News at Oakhill | 03/12/2015


UK homebuyers have saved £1.9bn in stamp duty since it was reformed from a slab to progressive structure in December 2014, My Home Move data has revealed.

Since the changes homebuyers have paid 0% on the first £125,000, 2% to £250,000, 5% to £925,000, 10% to £1.5m and 12% above that level.

The changes meant that anyone purchasing a home priced under £937,500 would benefit from cheaper stamp duty, as homeowners have typically saved £1,500 each since the reforms.

Nearly nine in 10 (87%) estate agents said that last year's stamp duty changes have had a positive impact on the market.

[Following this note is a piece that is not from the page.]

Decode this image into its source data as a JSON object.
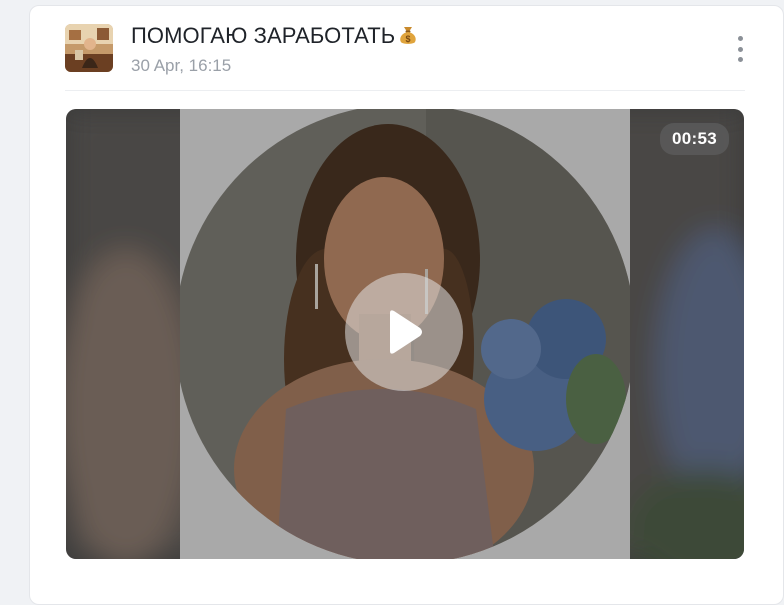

Doug Crawford, Chief Executive of My Home Move, said: "The big winners from the changes have been the first-time buyers and second steppers who have really struggled from price hikes due to a lack of housing stock. Cheaper stamp duty bills don't fix all the problems facing these buyers, but they do help by making it easier to save for a deposit.

"The old slab system was ripe for reform as it was creating a stranglehold over the market, especially where property prices neared the stamp duty thresholds, and in particular around the £250,000 mark. Thanks to the reforms, people are now able to sell their homes for a truer value.


"However, as with all reforms there are those who have lost out from the changes. There are a small minority of buyers who are looking for luxury homes or expensive London properties which now command up to 12% in stamp duty. With a slowdown now being felt towards the top end of the market, it could cause a worry for the government as receipts from stamp duty start to fall.”

November 2015 saw an announcement that a 3% stamp duty surcharge for buy to let investors and second home purchasers will apply from April 2016.